Let's create a function that takes in a headline and spits out a predicted number of upvotes based on our model's knowledge :).


          def upvote_predictor(headline):

              # tokenization

              tokenized_headline = headline.split()



              # lowercasing and removing punctuations

              punctuation = [",", ":", ";", ".", "'", '"', "’", "?", "/", "-", "+", "&", "(", ")"]

              tokenized_headline_cleaned = []

              for token in tokenized_headline:

                      token = token.lower()

                      for punc in punctuation:

                              token = token.replace(punc, "")

                      tokenized_headline_cleaned.append(token)



              # get unique tokens

              unique_tokens = []

              once_tokens = []

              for token in tokenized_headline_cleaned:

                      if token not in once_tokens:

                              once_tokens.append(token)

                      elif token not in unique_tokens:

                              unique_tokens.append(token)


          
              # create prediction input

              single_counts = pd.DataFrame(0, index=[0], columns=X_test.columns)
                 
              for token in tokenized_headline_cleaned:

                      if token in single_counts.columns:

                              single_counts[token] += 1


          
              prediction = lr.predict(single_counts)

              return prediction

All we need to do now is to call our custom function to make a prediction!
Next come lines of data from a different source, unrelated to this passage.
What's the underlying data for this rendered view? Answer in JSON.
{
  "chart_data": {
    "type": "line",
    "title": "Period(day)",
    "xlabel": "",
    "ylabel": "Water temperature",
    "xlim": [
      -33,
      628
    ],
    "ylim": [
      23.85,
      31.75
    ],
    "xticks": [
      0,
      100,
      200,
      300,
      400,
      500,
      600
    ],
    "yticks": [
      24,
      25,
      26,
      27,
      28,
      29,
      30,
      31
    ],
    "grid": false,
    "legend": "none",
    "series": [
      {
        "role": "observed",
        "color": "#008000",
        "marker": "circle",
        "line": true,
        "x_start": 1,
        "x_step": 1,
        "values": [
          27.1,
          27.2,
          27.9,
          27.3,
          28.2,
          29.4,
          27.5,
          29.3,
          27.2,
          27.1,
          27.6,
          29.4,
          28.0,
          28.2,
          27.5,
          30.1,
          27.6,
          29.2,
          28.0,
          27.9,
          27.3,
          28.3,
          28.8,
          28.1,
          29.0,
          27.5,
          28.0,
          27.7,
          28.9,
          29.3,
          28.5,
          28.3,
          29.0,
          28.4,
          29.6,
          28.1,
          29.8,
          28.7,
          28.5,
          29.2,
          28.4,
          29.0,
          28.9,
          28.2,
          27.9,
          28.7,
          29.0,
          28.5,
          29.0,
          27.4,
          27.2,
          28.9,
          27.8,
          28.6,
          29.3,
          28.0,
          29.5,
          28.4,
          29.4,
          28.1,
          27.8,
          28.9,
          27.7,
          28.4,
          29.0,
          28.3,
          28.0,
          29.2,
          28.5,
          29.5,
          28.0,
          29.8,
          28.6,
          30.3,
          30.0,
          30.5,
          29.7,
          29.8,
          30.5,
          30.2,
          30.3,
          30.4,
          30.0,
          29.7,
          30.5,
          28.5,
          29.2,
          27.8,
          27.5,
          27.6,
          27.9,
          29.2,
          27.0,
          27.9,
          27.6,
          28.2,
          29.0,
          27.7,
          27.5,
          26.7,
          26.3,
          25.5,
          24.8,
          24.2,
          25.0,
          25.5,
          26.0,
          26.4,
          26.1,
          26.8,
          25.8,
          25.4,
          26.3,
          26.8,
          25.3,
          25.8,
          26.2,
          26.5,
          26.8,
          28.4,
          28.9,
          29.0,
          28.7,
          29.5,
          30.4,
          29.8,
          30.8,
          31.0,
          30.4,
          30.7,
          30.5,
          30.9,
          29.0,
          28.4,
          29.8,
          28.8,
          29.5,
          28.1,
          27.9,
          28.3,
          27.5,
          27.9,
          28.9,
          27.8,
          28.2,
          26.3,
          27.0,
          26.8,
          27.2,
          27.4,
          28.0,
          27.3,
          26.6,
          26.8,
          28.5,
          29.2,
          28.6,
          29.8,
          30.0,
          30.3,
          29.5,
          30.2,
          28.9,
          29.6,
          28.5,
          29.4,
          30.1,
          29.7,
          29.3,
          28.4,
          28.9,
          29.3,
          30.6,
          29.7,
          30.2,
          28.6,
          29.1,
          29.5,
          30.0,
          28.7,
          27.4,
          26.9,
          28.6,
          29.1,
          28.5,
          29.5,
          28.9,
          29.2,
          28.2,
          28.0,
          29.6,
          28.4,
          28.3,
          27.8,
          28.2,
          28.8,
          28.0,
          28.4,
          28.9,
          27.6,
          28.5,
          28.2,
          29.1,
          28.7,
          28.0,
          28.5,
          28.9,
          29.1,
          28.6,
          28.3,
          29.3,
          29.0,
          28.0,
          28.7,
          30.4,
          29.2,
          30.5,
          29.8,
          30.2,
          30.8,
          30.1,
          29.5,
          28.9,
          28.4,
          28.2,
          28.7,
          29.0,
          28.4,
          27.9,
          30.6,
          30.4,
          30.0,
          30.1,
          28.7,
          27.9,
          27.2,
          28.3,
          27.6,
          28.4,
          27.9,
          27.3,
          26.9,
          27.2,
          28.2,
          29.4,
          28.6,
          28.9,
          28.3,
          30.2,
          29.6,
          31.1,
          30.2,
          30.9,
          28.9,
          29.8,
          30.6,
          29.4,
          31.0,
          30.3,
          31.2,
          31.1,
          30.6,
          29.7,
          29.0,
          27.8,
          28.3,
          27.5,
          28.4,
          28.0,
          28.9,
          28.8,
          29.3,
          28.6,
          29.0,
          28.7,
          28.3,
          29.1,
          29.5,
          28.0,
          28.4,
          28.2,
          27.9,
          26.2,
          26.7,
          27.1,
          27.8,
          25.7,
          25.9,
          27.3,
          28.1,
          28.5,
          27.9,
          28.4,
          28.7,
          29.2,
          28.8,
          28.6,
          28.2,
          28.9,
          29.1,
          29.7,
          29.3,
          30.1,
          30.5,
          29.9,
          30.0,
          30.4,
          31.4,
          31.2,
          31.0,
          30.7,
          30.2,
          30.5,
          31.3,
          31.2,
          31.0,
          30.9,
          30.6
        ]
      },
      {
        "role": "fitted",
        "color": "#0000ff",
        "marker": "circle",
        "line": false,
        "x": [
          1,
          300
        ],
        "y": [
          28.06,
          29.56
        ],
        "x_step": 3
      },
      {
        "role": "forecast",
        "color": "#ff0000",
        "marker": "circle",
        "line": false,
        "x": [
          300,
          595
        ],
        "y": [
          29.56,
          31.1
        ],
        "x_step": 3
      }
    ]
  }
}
          # calling our custom function

          print(upvote_predictor("How many upvotes would I get?!"))

Output:

Wrap Up

If you run the code multiple times, you would notice that we will get a different predicted number of upvotes in every run. That's because our model is trained with a different set of 3000 rows out of the original 1 million++ entries everytime!
There are certainly many optimizations that could be done to improve our model's prediction accuracy, like using the entire dataset, adding other useful features like "length of headline", trying with different threshold for removing noisy features etc.

But that's it for now. Thank you for accompanying me on this exciting exploration. Hope you enjoyed it like I did!